Asynchronous computation on CPU while training on CUDA?

Hi, I am trying to train a relatively large model on GPU, and do some memory-intensive computation at the end of each epoch which cannot be done on GPU. Currently I am converting model to cpu at the end of each epoch, do the computation and then convert it back to gpu. But it would take relatively long time for the conversion and computation, and there is really no need to wait for the computation to finish before training next epoch. So I am wondering whether it is possible to copy the model to cpu and let it run the computation asynchronously, without interrupting the training on GPU?

Thank you!

If the CPU computation uses the model, you would have to wait for the synchronizing to('cpu') operation since you would have to push the model to the CPU and back to the GPU again.
On the other hand, GPU operations are already executed asynchronously, so in case the CPU operation has no dependency on the model etc. it would already be executed while the model is busy with the training on the GPU.

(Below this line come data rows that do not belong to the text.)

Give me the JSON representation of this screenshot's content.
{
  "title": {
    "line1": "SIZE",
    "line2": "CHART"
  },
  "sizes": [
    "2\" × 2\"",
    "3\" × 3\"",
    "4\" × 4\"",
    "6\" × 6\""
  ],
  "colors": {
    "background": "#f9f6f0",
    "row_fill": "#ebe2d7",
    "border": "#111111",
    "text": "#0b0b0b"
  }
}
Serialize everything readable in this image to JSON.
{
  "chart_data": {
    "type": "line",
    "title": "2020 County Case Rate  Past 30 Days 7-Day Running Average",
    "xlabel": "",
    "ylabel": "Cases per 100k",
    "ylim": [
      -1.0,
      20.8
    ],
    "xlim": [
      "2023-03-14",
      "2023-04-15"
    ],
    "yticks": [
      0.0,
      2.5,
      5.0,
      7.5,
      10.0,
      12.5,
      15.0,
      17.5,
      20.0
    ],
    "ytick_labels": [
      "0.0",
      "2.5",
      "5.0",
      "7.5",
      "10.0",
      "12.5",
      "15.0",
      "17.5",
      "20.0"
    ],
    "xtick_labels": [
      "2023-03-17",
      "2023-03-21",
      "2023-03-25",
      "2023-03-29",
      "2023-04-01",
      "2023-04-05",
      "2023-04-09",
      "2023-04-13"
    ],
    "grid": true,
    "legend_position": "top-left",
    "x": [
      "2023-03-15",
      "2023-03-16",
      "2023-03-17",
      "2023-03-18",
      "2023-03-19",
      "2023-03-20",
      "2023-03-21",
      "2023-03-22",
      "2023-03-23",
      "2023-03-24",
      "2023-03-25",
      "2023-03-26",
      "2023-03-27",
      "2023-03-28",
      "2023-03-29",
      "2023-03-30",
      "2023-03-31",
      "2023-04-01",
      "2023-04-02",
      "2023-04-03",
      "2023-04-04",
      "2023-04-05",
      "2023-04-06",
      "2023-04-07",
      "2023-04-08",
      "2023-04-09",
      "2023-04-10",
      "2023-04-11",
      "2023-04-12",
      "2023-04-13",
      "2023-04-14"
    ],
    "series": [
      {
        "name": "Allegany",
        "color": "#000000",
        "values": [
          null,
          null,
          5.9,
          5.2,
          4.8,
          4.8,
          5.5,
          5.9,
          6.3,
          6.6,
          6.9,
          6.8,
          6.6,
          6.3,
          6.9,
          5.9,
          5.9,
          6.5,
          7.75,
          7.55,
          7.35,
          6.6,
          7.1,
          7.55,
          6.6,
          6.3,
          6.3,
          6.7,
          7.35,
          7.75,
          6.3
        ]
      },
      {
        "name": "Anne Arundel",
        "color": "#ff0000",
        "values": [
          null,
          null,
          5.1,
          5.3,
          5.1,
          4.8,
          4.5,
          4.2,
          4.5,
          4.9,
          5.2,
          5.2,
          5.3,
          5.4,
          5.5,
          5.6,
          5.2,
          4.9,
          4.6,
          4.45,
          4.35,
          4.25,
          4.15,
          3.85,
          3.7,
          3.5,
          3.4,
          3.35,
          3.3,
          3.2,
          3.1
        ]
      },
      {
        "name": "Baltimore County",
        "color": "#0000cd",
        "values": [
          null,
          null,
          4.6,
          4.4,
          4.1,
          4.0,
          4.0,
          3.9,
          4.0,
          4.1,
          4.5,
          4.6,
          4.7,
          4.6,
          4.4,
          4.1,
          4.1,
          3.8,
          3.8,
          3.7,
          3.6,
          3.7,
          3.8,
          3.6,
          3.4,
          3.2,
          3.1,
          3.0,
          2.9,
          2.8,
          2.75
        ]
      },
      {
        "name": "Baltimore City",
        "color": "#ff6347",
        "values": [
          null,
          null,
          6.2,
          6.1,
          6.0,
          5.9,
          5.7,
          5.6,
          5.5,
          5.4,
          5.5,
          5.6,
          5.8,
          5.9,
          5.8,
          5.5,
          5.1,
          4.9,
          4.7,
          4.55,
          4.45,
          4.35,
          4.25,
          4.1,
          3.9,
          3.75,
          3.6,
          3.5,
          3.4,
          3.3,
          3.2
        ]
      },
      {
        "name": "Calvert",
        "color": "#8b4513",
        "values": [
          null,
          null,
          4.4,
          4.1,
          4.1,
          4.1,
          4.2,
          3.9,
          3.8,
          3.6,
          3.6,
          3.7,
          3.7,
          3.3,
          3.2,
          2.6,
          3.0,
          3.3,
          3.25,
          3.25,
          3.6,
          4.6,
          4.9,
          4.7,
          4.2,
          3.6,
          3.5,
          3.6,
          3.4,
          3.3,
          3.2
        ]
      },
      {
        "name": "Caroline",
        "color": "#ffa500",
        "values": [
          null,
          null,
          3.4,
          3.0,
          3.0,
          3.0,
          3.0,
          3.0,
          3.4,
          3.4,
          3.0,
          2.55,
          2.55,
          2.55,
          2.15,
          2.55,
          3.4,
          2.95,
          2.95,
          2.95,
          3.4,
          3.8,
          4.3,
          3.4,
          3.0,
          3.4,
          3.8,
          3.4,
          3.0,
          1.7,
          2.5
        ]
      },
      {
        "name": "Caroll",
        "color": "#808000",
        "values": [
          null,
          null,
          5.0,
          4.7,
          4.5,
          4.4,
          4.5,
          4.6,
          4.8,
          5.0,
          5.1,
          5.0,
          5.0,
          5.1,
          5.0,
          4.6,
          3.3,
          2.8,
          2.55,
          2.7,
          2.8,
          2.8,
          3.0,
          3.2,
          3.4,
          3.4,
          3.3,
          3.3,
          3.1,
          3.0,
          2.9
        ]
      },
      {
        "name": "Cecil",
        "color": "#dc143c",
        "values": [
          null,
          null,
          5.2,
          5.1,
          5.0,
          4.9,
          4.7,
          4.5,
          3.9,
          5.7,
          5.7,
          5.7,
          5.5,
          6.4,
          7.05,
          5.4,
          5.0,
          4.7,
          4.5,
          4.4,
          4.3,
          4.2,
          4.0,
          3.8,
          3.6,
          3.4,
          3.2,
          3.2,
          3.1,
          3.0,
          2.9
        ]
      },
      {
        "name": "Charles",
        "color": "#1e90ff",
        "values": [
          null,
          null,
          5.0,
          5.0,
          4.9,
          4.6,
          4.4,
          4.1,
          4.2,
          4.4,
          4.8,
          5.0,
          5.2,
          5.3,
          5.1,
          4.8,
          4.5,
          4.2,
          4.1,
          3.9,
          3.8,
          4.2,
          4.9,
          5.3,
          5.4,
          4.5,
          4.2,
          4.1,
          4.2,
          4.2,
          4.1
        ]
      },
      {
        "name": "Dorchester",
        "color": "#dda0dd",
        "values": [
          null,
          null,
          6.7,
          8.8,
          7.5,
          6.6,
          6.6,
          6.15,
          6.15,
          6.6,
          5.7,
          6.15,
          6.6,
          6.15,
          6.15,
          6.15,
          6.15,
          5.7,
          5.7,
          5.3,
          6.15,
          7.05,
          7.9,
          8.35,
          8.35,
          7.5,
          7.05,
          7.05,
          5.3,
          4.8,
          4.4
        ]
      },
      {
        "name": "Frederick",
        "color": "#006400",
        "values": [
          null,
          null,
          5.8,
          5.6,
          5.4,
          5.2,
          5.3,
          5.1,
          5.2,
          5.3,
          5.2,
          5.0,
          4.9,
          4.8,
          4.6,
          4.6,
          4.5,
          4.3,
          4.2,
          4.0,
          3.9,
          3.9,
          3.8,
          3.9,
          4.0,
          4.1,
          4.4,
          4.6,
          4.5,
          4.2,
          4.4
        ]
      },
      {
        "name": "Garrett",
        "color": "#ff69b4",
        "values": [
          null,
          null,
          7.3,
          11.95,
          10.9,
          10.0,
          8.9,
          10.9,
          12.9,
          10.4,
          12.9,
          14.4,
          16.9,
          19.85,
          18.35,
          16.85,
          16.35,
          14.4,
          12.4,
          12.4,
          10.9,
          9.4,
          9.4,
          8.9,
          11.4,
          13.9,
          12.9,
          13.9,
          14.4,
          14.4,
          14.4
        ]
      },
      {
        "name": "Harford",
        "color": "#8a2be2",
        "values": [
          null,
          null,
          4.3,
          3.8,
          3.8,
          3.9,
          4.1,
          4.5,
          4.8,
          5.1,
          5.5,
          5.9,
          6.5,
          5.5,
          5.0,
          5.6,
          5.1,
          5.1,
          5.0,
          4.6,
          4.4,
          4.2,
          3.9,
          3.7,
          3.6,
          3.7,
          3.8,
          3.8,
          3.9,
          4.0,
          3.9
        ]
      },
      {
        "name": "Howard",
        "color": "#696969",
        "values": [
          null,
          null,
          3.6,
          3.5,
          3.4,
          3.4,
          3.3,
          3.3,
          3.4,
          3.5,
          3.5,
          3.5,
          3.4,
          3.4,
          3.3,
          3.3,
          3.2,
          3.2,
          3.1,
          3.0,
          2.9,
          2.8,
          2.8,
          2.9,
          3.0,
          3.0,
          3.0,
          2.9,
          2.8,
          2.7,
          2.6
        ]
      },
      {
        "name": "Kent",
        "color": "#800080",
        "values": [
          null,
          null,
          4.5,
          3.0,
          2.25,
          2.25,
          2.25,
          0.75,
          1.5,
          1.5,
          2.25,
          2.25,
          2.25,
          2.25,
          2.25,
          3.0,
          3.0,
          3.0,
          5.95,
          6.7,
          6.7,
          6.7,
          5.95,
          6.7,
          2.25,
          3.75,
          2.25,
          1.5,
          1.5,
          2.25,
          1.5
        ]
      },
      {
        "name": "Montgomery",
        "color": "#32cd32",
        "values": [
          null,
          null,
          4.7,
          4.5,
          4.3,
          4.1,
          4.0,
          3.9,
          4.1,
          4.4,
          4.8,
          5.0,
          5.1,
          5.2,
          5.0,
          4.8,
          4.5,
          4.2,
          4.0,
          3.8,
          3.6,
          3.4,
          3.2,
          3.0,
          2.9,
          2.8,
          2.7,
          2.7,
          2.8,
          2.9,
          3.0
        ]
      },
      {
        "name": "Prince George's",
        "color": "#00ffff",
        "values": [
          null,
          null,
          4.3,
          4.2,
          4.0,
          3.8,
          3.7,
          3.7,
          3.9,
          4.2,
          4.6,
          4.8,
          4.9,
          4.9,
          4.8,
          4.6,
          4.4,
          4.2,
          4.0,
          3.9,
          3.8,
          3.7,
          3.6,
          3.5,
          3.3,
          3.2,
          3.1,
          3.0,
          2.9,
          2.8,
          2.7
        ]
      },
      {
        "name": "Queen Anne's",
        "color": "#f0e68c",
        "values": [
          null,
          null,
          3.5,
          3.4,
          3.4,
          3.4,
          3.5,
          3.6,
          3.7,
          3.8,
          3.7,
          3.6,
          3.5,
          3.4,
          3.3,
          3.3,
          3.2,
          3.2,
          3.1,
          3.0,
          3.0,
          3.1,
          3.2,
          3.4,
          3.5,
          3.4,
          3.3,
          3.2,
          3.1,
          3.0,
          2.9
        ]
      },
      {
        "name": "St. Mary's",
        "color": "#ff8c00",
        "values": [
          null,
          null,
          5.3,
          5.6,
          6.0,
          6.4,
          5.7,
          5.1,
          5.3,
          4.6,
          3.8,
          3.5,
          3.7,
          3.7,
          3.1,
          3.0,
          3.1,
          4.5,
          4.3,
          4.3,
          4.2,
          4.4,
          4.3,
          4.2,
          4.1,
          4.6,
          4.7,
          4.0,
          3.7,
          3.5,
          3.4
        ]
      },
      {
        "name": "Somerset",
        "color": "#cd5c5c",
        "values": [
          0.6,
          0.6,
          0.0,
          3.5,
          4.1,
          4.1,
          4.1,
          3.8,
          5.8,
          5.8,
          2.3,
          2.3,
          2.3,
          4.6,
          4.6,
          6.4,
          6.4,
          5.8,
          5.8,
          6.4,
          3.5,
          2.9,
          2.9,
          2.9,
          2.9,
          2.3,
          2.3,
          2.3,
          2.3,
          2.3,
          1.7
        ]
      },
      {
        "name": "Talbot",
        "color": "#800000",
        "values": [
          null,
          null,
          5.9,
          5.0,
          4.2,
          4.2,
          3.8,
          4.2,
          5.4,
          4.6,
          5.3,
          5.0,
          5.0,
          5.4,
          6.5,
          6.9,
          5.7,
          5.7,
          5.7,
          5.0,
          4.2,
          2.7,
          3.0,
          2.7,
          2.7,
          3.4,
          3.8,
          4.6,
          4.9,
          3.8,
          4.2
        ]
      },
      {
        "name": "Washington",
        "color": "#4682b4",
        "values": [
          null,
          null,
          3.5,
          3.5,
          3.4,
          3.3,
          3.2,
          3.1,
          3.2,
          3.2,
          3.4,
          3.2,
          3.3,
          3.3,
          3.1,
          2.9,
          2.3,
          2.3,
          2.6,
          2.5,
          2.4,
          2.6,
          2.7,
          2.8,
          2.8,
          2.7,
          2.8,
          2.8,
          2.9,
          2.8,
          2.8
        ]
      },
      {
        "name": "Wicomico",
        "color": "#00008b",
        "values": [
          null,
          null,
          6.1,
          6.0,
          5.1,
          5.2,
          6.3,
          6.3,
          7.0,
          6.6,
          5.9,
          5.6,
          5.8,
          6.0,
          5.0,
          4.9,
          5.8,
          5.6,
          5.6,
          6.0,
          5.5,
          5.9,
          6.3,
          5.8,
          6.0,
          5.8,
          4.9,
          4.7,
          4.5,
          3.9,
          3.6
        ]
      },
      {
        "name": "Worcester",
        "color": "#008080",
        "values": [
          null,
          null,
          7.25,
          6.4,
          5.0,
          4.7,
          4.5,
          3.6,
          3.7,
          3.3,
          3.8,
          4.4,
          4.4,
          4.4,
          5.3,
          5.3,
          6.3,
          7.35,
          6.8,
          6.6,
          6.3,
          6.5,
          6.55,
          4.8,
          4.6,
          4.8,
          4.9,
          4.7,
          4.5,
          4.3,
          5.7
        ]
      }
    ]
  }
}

But the “main” thread is still busy in this case, i.e. it won’t multiplex CPU & GPU “command streams”. And I don’t think that blocking points for GPU sync. are “cooperative” with CPU ops (that are themselves blocking). So, I believe, additional thread/process is still needed for “off-model” CPU computations.

@ptrblck @googlebot Thank both for your comments! Is it possible to have a deep CPU copy of the model at the end of each epoch, let the original model keeps training on GPU while at the same time this CPU copy does other computation?

I don’t see any obstacles for that, as long as you clone model tensors cleanly. I’d try something like model2.load_state_dict({k:v.detach().cpu().clone() for k,v in model.state_dict().items()}) (clone() may be unwarranted as cpu() already copies)

1 Like

right, the main thread is busy with the CPU computation so GPU work won’t proceed on its own. Do you have idea what might be a good way to start a separate thread for CPU computation (and no need to wait for it while GPU is doing computation)?

At this point it is not related to pytorch, you should just use any convenient mechanism for concurrent execution + have some re-synchronization point in the main thread if necessary. I’d suggest python threading if your jobs take at most a few seconds, for longer jobs (minutes) - it may be worth it to launch a subprocess. If you use jit, you may also check torch.jit.fork.